Archiwum Polityki

Mistrz i Elżbieta

Jest fenomenem polskiej kultury – pisał o Krzysztofie Pendereckim krytyk Andrzej Chopecki. „Artystowski wrażliwiec, który potrafi odrzucić skrupuły, gdy mu przeszkadzają. (...) Estetyczny hazardzista o instynkcie jakby z piekła rodem”.

Urodził się w 1933 r. Jego babka była Ormianką, dziadek Niemcem i człowiekiem szalenie systematycznym. Penderecki przyznaje, że swoje poczucie formy zawdzięcza właśnie jemu. Jako dziecko nie przejawiał podobno żadnych niezwykłych zdolności, a muzyką poważną zainteresował się dość przypadkowo. Gdy miał 15 lat, szkolna koleżanka podarowała mu na imieniny sonaty solowe Bacha.

Studia kompozytorskie rozpoczął w Krakowie w 1954 r.

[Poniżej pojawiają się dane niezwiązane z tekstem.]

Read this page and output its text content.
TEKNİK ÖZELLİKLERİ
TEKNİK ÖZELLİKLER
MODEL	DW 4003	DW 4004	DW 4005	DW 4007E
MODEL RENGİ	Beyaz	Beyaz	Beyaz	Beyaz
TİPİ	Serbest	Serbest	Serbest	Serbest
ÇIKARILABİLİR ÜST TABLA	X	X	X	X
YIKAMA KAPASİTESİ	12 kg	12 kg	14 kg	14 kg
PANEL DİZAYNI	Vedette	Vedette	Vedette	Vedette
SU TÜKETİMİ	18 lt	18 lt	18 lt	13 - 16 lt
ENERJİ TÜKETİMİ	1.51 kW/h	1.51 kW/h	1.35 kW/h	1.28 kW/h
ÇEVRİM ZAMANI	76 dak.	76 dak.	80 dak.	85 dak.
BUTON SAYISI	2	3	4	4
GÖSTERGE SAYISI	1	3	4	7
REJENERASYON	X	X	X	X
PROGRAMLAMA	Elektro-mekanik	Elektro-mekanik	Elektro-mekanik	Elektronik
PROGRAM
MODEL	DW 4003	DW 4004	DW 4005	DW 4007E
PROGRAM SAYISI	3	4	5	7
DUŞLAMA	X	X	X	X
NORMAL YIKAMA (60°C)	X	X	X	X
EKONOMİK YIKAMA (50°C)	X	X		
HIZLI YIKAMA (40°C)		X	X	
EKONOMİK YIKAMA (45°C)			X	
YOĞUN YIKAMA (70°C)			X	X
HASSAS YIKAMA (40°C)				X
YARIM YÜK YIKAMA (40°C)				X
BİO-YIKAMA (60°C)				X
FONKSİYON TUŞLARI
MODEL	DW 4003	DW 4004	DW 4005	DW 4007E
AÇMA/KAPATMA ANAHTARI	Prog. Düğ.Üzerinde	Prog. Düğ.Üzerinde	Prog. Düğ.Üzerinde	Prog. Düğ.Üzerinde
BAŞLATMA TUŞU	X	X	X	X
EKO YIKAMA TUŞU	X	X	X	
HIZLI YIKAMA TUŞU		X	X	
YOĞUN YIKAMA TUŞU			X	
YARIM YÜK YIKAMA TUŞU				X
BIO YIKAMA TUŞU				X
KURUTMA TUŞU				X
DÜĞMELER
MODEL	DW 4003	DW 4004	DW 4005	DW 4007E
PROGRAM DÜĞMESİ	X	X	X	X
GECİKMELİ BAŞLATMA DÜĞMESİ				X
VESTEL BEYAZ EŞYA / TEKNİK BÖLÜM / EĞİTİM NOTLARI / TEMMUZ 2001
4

Kończył je ze świadomością, że nie dały mu one zbyt wiele. Twórcze początki były trudne, bo nie miał warunków do pisania. Komponował w Jamie Michalika i nawet wymyślił specjalny zapis, aby partytura mieściła się na kawiarnianym stoliku. Rozgłos i opinie o jego talencie pojawiły się nagle w 1959 r., gdy Penderecki postanowił wziąć udział w II Konkursie Młodych Kompozytorów. Miał trzy gotowe utwory i wysłał je trzema osobnymi przesyłkami, opatrzonymi różnymi godłami. Zdobył pierwszą i dwie równorzędne drugie nagrody, co wywołało sensację. Dzięki temu sukcesowi mógł po raz pierwszy wyjechać na Zachód.

W końcu lat 50. oraz w latach 60. stanął Penderecki w rzędzie najwybitniejszych twórców awangardy. Mimo że swoją muzyką szokował, jego muzyczne eksperymenty słuchacze przyjmowali entuzjastycznie. Na szczyty wyniosła go półtoragodzinna Pasja według św. Łukasza (1965). Po niej kompozytor odszedł od założeń awangardy i zaczął nawiązywać do tradycji postromantycznej. Dziś, zdaniem krytyków, oferuje współczesność oswojoną, odwołującą się do tradycyjnych przyzwyczajeń estetycznych.

W 1965 r. ożenił się po raz drugi. Znacznie młodsza od niego żona Elżbieta, krakowianka, studiowała fizykę na Uniwersytecie Jagiellońskim. Jak mówi, ich pierwsze wspólne mieszkanie na trzecim piętrze domu w Dębicy zmieściłoby się w salonie dworku, w którym mieszkają dzisiaj.